Hoping the bull market in natural resources will continue. Wall Street is signaling it thinks the “bull market” in crude is (in Street argot) “secular,” not “cyclical.” That is, that the price of oil is rising because of structural changes in supply and demand, not short-term oil-company or OPEC manipulation. Investors are snapping up oil-futures contracts because they believe oil is cheaper now than it will be in the near or mid-term future.
(11 April 2006)


Geological peak vs. logistical peak

Mobjectivist
From The Times, via UK TOD, this bit of wisdom from the chief of Total:

People are failing to deal with the reality of the price, which has nothing to do with speculators or even any lack of reserves, which are ample. ““It is a problem of capacities and of timing,” de Margerie says. “This is the real problem of peak oil.”

The commenters at UK TOD further deconstructed his statement by separating out the idea of a geological peak versus a logistical peak. We can defer the latter by throttling the production in an optimal fashion — a very business-centric way of thinking.

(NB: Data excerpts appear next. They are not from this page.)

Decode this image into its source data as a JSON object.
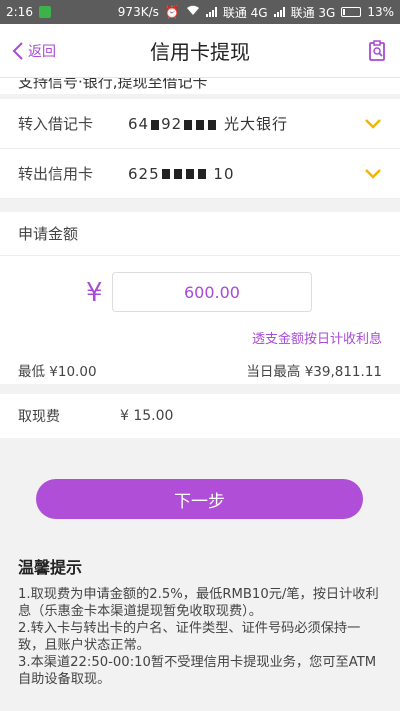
{
  "status_bar": {
    "time": "2:16",
    "speed": "973K/s",
    "carrier1": "联通 4G",
    "carrier2": "联通 3G",
    "battery": "13%",
    "battery_level": 0.13
  },
  "navbar": {
    "back_label": "返回",
    "title": "信用卡提现",
    "accent_color": "#a84bd6"
  },
  "cutoff_text": "支持信号·银行,提现至借记卡",
  "cards": {
    "debit": {
      "label": "转入借记卡",
      "value_start": "64",
      "value_mid": "92",
      "value_end": "光大银行"
    },
    "credit": {
      "label": "转出信用卡",
      "value_start": "625",
      "value_end": "10"
    }
  },
  "amount": {
    "section_label": "申请金额",
    "currency_symbol": "¥",
    "value": "600.00",
    "interest_link": "透支金额按日计收利息",
    "min_label": "最低 ¥10.00",
    "max_label": "当日最高 ¥39,811.11"
  },
  "fee": {
    "label": "取现费",
    "value": "¥ 15.00"
  },
  "next_button": "下一步",
  "tips": {
    "title": "温馨提示",
    "items": [
      "1.取现费为申请金额的2.5%，最低RMB10元/笔，按日计收利息（乐惠金卡本渠道提现暂免收取现费）。",
      "2.转入卡与转出卡的户名、证件类型、证件号码必须保持一致，且账户状态正常。",
      "3.本渠道22:50-00:10暂不受理信用卡提现业务，您可至ATM自助设备取现。"
    ]
  }
}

I prefer to distinguish the two types of peak as residing on different phases of the oil shock model. Essentially, a geological peak occurs during the discovery process; we hit the peak when we think we have made the most volumetric discoveries per year. On the other hand, the logistical peak only occurs when we start extracting the oil, having to wade through the fallow, construction, and maturation phases prior to that point.
(10 April 2006)


Stormy weather
(PDF)
Jeff Rubin, CIBC World Markets
An interesting set of slides about oil supplies and investment, with a Canadian focus. CIBC is an investment bank which provides research services. Author Jeff Rubin is chief economist and chief strategist. Suggested by reader WT.